“Please Help Us Mr. President”: Black Americans Write to FDR
Background: Although Franklin D. Roosevelt never endorsed antilynching legislation and condoned discrimination against African Americans in federally funded relief programs, he still won the hearts and the votes of many African Americans. Yet this support and even veneration for Roosevelt did not blind Black Americans to the continuing discrimination that they faced. Indeed, the two views were often combined when they wrote letters to the president asking him to do something about discrimination that they confronted in their daily lives. [Note: This letter is rendered as in original without corrections of spelling errors.]
Reidsville. Ga Oct 19th 1935
Hon. Franklin D. Roosevelt.
President of U. S.
Washington D. C.
Dear Mr. President
Would you please direct the people in charge of the releaf work in Georgia to issue the provisions + other supplies to our suffering colored people. I am sorry to worrie you with this Mr. President but hard as it is to believe the releaf officials here are using up most every thing that you send for them self + their friends. they give out the releaf supplies here on Wednesday of this week and give us black folks, each one, nothing but a few cans of pickle meet and to white folks they give blankets, bolts of cloth and things like that. I dont want to take to mutch of your time Mr president but will give you just one example of how the releaf is work down here the witto Nancy Hendrics own lands, stock holder in the Bank in this town and she is being supplied with Blankets cloth and gets a supply of cans goods regular this is only one case but I could tell you many.

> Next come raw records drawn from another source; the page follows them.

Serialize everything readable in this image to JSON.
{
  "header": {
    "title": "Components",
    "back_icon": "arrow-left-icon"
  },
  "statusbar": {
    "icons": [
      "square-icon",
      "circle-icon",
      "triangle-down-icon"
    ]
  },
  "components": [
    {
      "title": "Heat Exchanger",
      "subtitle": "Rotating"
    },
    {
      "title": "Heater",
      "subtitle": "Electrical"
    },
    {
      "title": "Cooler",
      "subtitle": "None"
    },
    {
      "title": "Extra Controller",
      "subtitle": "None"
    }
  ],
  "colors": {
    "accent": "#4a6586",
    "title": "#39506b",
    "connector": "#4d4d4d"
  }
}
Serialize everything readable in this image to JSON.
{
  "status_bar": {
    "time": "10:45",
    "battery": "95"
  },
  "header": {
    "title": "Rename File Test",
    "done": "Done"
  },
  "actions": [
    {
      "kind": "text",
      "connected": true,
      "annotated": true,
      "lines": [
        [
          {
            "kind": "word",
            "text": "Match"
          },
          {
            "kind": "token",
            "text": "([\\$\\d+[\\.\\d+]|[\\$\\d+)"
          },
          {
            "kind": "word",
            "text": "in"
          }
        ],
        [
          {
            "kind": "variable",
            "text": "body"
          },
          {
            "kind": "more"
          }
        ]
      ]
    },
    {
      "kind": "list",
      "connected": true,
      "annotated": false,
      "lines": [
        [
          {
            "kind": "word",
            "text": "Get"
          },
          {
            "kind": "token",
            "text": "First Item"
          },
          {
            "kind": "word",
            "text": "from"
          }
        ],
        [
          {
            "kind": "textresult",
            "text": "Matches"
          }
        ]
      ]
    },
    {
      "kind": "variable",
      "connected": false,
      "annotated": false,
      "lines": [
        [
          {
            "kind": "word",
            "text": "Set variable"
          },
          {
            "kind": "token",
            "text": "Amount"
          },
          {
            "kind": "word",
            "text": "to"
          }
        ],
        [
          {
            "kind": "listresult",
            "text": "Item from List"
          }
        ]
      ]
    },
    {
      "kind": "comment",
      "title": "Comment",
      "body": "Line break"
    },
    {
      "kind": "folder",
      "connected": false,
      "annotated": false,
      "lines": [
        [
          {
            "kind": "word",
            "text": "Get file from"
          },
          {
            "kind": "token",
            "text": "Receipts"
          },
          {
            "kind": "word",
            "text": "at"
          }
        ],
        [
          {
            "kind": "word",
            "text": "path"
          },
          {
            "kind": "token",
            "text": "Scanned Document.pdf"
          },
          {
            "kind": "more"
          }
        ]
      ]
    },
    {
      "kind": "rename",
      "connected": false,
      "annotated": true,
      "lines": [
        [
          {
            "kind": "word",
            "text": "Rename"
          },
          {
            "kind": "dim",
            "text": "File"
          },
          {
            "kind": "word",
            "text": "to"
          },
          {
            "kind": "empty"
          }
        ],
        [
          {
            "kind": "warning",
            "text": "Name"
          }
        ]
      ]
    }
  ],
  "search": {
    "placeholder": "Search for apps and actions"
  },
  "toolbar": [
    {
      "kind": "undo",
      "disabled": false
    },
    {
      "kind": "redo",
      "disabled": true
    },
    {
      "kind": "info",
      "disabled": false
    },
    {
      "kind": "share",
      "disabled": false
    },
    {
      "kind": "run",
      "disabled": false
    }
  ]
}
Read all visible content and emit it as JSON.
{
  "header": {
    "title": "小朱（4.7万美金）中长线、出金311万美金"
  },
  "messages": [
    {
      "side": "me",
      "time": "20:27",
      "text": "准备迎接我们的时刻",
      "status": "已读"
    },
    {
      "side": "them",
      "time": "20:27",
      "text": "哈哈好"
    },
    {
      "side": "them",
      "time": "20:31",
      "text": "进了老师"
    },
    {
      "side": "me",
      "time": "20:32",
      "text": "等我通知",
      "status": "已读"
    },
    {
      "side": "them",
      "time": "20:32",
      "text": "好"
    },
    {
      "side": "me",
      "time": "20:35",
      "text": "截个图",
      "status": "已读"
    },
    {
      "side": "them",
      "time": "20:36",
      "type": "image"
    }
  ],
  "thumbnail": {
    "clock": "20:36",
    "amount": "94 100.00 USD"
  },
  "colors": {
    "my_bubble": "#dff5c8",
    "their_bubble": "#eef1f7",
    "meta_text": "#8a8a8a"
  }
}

Please help us mr President because we cant help our self and we know you is the president and a good Christian man we is praying for you. Yours truly cant sign my name Mr President they will beat me up and run me away from here and this is my home
[Anonymous]
Source: Federal Emergency Relief Administration Central Files and New Subject Files, National Archives, as published in Robert S. McElvaine (ed.), Down and Out in the Great Depression (Chapel Hill: University of North Carolina Press, 1983): 83.